Pre-training Code

Question

Pre-training Code

Closed this issue a month ago · 3 comments

Thank you for the impressive work! I was wondering if it would be possible for you to release the pre-training code? It would be extremely helpful for understanding the underlying mechanisms combined with the paper.

Answer 1 · 2024-10-22T00:50:55.000Z

Thanks for the interest! We will eventually be releasing the pre-training code and an expanded appendix detailing how pre-training was done -- we'll have a timeline on when this will happen soon! If you had any specific questions about the pre-training in the meantime please let us know, we'd be happy clarify any steps.

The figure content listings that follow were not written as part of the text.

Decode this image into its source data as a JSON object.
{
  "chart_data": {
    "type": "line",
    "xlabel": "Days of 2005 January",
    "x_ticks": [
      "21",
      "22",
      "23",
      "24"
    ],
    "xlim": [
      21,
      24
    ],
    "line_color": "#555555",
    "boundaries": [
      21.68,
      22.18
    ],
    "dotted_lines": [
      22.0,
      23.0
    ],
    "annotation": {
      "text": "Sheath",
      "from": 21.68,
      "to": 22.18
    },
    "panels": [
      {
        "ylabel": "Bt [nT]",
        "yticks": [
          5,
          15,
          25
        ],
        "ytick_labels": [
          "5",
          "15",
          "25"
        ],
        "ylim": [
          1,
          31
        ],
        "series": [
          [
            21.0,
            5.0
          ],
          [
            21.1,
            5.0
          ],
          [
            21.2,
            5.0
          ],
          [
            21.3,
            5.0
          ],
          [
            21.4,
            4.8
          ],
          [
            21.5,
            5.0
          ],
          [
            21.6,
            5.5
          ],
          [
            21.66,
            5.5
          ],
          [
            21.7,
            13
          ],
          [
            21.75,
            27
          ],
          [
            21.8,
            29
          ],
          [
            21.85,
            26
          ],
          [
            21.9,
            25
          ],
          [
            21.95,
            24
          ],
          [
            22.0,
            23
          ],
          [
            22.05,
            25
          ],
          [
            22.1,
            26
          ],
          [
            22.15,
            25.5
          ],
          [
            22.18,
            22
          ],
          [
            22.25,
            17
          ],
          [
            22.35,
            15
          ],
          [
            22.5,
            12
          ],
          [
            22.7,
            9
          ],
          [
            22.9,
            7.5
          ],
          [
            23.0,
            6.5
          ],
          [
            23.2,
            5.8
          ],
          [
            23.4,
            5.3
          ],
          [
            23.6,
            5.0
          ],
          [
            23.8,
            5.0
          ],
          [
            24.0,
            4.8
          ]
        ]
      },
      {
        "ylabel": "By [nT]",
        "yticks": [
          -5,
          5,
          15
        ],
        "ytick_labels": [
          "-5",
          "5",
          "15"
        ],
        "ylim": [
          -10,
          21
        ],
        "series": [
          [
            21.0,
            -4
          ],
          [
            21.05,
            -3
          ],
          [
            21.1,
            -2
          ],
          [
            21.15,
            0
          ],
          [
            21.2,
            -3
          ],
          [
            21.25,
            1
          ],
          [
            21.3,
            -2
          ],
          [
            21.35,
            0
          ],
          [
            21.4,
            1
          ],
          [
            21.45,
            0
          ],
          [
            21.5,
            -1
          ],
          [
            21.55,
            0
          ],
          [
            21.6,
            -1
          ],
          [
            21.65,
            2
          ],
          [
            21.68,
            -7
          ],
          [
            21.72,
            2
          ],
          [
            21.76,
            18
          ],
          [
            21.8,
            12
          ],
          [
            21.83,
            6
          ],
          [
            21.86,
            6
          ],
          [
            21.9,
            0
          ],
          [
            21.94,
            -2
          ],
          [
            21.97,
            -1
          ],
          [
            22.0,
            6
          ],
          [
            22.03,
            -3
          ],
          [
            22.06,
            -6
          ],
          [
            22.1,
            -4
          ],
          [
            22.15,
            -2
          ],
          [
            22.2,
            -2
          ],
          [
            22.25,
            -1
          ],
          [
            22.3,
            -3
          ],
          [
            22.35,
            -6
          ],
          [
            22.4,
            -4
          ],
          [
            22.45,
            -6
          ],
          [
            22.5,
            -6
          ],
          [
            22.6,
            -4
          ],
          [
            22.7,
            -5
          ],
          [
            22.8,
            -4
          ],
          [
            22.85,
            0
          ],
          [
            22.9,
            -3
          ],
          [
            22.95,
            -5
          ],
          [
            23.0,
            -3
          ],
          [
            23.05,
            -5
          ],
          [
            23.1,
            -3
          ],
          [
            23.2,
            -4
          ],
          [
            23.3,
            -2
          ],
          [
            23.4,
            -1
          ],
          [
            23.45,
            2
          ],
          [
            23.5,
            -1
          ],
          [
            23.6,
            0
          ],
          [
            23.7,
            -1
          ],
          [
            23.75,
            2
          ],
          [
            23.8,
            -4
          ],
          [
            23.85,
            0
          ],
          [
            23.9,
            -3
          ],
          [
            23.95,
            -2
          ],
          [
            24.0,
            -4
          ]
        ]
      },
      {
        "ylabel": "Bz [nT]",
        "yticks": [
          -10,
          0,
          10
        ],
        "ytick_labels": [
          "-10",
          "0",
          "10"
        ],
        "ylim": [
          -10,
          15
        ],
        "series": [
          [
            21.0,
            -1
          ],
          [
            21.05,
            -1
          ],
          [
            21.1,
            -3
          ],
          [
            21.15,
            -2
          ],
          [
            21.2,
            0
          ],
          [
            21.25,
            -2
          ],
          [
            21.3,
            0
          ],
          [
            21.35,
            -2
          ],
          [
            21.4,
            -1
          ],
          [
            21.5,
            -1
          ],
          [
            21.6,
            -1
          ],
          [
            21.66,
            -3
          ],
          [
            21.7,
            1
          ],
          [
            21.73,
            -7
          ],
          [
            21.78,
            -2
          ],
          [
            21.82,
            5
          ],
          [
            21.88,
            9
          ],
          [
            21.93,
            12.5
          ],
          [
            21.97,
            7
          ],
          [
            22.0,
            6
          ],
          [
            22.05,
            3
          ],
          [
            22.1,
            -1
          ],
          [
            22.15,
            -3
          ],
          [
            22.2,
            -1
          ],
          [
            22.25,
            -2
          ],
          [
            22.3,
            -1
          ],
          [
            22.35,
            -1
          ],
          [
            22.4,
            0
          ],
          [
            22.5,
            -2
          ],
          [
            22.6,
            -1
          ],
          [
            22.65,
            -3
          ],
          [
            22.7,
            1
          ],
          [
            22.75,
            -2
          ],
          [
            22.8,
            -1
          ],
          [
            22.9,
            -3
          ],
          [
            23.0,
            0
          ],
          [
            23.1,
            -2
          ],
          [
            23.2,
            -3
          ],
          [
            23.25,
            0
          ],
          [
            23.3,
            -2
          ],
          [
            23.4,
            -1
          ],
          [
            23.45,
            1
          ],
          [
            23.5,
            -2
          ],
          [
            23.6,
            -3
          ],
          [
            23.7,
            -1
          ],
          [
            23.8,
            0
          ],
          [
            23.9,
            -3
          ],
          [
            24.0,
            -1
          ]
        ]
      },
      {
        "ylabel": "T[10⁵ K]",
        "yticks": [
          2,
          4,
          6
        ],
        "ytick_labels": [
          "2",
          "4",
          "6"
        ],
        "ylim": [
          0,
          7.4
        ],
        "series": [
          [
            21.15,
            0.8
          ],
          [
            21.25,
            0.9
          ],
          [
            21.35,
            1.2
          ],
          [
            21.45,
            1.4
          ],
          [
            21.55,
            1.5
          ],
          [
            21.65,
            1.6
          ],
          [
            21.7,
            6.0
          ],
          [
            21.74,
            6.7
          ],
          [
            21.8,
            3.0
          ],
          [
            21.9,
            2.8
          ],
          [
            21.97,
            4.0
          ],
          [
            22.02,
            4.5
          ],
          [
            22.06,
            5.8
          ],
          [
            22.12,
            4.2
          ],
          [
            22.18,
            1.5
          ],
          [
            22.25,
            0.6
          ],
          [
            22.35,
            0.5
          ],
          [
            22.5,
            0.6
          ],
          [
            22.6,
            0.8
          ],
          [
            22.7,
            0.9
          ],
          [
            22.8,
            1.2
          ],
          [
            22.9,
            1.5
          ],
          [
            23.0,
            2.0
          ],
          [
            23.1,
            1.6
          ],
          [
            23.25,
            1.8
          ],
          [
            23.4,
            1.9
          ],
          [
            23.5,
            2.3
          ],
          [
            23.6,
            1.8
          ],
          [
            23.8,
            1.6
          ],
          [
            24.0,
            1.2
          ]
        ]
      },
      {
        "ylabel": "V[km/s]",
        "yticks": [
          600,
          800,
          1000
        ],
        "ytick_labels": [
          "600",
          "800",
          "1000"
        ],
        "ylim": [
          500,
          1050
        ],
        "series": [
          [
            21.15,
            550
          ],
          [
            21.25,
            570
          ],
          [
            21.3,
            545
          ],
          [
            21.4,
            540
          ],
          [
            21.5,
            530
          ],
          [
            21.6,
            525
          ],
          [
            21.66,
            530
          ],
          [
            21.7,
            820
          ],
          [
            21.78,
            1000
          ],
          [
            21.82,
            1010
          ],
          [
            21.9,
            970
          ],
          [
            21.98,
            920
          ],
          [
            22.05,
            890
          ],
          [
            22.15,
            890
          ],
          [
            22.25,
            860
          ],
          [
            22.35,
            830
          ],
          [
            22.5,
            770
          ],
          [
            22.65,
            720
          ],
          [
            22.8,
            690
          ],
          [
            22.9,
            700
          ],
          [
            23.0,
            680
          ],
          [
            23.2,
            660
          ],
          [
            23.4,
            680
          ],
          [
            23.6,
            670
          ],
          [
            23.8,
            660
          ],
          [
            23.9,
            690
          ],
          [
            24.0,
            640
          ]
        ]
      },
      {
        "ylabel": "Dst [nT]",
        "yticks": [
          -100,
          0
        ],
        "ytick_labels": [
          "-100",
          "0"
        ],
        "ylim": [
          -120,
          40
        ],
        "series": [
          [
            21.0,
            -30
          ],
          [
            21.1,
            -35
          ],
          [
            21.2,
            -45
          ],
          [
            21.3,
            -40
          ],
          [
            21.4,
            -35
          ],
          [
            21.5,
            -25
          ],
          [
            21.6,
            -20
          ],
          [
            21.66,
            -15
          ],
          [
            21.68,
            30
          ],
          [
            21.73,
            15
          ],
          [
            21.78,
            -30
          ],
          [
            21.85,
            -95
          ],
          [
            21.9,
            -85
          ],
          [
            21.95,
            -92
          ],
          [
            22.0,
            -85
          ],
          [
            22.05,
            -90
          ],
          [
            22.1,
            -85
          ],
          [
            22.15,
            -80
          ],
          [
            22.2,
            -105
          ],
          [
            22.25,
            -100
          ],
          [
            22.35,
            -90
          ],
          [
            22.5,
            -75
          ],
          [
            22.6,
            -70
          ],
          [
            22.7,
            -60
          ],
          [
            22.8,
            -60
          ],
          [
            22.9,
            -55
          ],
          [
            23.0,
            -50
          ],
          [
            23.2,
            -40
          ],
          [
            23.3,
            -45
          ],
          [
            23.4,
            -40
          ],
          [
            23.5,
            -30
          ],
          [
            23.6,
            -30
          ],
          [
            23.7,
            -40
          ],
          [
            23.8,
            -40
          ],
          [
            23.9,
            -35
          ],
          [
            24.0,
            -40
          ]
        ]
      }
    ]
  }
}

Answer 2 · 2024-11-26T10:30:25.000Z

Hi there, very cool work! Since you offered, would you mind sharing simple training/model details, i.e. how many steps Orthrus was pretrained for before stopping, and how many mamba blocks does it have? Am I also correct to think you use single nucleotide tokens?
Many Thanks

Answer 3 · 2024-11-26T19:50:44.000Z

Hey Marcell,

thanks for your questions. Most of these can actually be found in the current released codebase as the model architecture, and the weights are public. You can find details in the following places:

, ,

You'll notice in the model weights section they are trained for 20,000 steps and we use a batch size of 150 for shorter transcripts and 50 for longer (a technique to minimize memory used due to padding).

You will find other training details listed in the configs but please let us know if you have other questions.